No need for me to apologize, but the same cannot be said for you even though I never expect that from most folks! Those older cases tend to be clarified down the road just as the one you quoted above; U.S. v. Cruikshank. That passage was clarified by none other than Justice Anton Scalia in DC v. Heller. first I cite from the decision in Heller what J. Scalia opined regarding the applicability of Amendment II then follow that up with his direct reference to Cruikshank.
"Like most rights, the Second Amendment right is not unlimited. It is not a right to keep and carry any weapon whatsoever in any manner whatsoever and for whatever purpose: For example, concealed weapons prohibitions have been upheld under the Amendment or state analogues. The Court’s opinion should not be taken to cast doubt on longstanding prohibitions on the possession of firearms by felons and the mentally ill, or laws forbidding the carrying of firearms in sensitive places such as schools and government buildings, or laws imposing conditions and qualifications on the commercial sale of arms. Miller’s holding that the sorts of weapons protected are those “in common use at the time” finds support in the historical tradition of prohibiting the carrying of dangerous and unusual weapons." [Emphasis Added] <
DISTRICT OF COLUMBIA v.

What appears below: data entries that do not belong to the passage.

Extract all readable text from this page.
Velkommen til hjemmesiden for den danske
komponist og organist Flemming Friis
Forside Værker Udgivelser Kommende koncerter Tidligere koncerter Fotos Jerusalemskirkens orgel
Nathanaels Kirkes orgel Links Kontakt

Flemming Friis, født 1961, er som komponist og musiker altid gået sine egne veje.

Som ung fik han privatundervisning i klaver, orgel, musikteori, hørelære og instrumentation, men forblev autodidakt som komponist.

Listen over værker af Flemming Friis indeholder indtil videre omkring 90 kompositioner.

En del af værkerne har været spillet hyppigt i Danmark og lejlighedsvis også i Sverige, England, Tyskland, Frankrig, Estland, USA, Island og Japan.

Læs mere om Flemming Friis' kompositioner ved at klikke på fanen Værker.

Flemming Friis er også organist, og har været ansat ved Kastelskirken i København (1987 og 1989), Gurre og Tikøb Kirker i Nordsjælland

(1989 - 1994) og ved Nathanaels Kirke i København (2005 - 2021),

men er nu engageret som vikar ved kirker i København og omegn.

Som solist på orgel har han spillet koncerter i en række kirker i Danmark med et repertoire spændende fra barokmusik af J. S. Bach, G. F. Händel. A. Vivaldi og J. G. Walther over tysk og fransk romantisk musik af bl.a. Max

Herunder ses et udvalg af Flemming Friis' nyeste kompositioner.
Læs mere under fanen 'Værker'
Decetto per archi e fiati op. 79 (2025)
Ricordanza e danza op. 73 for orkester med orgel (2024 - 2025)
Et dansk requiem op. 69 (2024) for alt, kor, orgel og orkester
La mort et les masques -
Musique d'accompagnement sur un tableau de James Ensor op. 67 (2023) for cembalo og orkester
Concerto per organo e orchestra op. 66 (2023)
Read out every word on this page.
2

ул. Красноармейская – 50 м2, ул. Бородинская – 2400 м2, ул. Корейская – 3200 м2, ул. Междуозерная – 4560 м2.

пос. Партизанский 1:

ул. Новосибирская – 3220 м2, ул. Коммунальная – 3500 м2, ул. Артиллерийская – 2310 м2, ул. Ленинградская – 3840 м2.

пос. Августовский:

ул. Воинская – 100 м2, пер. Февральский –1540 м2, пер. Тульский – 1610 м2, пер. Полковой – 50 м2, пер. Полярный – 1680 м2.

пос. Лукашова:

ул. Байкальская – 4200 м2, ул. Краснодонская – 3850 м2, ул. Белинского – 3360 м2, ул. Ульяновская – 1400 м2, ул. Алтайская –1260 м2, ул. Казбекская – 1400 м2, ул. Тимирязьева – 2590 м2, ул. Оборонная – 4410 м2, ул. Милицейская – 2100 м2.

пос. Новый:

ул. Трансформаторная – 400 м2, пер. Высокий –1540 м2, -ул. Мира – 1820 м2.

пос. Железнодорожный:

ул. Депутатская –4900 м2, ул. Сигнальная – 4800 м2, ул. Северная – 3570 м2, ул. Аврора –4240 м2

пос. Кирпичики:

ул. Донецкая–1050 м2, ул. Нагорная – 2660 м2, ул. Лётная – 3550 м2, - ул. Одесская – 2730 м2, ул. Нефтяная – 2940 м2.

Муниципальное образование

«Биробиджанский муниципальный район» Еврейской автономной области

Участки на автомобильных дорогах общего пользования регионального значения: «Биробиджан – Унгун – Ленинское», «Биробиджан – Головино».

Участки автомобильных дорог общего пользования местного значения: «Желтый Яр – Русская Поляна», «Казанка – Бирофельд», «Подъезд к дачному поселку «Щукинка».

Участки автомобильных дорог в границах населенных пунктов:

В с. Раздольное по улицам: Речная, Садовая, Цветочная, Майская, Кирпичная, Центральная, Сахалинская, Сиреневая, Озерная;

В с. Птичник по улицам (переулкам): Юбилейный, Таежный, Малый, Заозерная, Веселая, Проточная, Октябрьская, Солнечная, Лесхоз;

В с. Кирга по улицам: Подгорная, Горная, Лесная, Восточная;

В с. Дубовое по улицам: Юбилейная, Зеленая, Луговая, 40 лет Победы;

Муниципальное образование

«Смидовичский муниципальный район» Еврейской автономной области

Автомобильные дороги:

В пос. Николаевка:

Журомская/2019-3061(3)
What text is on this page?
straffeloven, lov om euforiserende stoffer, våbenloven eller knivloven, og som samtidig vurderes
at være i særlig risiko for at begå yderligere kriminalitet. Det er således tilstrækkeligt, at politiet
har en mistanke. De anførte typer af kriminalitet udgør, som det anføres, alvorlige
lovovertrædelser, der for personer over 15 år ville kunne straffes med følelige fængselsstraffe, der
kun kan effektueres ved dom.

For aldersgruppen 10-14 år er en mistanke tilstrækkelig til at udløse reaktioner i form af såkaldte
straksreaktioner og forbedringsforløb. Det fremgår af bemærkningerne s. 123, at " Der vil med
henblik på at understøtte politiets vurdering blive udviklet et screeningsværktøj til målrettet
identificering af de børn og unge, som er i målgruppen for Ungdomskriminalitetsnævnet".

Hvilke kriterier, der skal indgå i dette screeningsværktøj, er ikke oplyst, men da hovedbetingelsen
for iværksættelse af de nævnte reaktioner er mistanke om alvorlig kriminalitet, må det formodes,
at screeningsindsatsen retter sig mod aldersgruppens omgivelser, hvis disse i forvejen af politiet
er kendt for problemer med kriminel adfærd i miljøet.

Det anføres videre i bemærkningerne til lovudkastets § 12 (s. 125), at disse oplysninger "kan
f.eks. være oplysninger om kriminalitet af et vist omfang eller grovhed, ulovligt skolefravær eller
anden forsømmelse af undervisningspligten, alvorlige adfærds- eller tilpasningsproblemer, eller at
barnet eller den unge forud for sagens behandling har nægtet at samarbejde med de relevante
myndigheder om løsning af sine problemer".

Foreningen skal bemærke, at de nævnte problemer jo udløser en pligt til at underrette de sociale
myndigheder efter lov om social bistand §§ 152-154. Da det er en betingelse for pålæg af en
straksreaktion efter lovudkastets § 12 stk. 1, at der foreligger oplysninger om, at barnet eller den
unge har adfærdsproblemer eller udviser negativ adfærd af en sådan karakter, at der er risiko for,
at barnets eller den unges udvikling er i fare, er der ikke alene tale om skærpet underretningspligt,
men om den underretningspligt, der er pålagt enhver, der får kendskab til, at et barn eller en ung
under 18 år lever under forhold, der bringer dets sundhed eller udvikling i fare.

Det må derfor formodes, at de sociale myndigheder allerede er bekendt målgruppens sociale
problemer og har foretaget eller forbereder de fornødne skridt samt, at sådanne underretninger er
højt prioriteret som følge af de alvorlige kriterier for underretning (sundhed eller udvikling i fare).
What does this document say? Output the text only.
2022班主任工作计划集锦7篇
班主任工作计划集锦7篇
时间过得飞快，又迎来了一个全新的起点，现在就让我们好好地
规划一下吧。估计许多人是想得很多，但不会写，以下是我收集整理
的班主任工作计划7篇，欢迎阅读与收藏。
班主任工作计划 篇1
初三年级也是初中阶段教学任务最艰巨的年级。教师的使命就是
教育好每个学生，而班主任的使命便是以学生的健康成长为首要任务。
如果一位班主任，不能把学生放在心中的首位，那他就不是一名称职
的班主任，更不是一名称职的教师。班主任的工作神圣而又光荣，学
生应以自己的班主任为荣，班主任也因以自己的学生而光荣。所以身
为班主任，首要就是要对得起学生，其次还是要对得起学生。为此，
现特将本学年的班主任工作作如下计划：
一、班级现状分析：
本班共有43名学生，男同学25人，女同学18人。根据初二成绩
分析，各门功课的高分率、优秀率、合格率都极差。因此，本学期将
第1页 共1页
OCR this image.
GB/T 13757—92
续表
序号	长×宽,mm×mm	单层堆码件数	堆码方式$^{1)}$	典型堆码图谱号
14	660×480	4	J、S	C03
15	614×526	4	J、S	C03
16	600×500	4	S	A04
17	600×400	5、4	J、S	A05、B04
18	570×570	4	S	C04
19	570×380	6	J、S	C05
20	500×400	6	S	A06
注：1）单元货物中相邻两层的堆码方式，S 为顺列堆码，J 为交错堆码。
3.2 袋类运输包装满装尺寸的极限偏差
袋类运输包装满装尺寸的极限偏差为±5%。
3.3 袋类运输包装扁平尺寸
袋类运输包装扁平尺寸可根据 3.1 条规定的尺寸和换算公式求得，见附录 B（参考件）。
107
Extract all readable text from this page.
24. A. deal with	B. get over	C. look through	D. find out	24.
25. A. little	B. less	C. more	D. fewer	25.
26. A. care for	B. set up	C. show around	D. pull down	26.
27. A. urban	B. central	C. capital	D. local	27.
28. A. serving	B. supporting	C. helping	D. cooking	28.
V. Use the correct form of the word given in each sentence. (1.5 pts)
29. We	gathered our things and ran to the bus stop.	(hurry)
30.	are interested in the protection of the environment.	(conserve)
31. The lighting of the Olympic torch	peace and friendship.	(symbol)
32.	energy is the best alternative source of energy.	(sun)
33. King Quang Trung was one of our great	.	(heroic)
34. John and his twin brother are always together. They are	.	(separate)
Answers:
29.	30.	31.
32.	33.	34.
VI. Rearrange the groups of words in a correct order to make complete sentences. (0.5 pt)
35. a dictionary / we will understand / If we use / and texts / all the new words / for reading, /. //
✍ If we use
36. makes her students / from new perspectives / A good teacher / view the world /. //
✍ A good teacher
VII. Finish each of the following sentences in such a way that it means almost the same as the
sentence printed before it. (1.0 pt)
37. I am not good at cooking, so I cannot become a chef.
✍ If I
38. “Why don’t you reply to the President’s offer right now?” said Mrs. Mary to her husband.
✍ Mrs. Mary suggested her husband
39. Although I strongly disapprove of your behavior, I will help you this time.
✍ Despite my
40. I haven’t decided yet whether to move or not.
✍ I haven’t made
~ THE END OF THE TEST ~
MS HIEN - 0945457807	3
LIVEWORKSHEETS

HELLER | US Law | LII / Legal Information Institute >
Then J. Scalia wrote the following with reference to US v. Cruikshank, in the same decision, the following at section E"
"United States v. Cruikshank, 92 U. S. 542, in the course of vacating the convictions of members of a white mob for depriving blacks of their right to keep and bear arms, held that the Second Amendment does not by its own force apply to anyone other than the Federal Government. The opinion explained that the right “is not a right granted by the Constitution [or] in any manner dependent upon that instrument for its existence. The second amendment … means no more than that it shall not be infringed by Congress.”
[Emphasis Added] < Ibid >
That was affirmed in later cases ; Presser v. Illinois, 116 U. S. 252, 265 - (1886) and Miller v. Texas, 153 U. S. 535, 538 - (1894)
In the Syllabus of Heller is the following at 1. (f). Read it closely esp. the reference to Miller:
" None of the Court’s precedents forecloses the Court’s interpretation. Neither United States v. Cruikshank, 92 U. S. 542, nor Presser v. Illinois, 116 U. S. 252, refutes the individual-rights interpretation. United States v. Miller, 307 U. S. 174, does not limit the right to keep and bear arms to militia purposes, but rather limits the type of weapon to which the right applies to those used by the militia, i.e., those in common use for lawful purposes. Pp. 47–54." [Emphasis Added] < Ibid >
First you assert repeatedly that Congress and SCOTUS have no power to do what you are now claiming they do have. Shit, make up your mind which side you are going to come down on and stay! Now read what those citations have to say and see if you can figure out that the National government has the responsibility and duty to do. Pay close attention to US v. Miller as underlined.
No need to apologize. I know you were confused.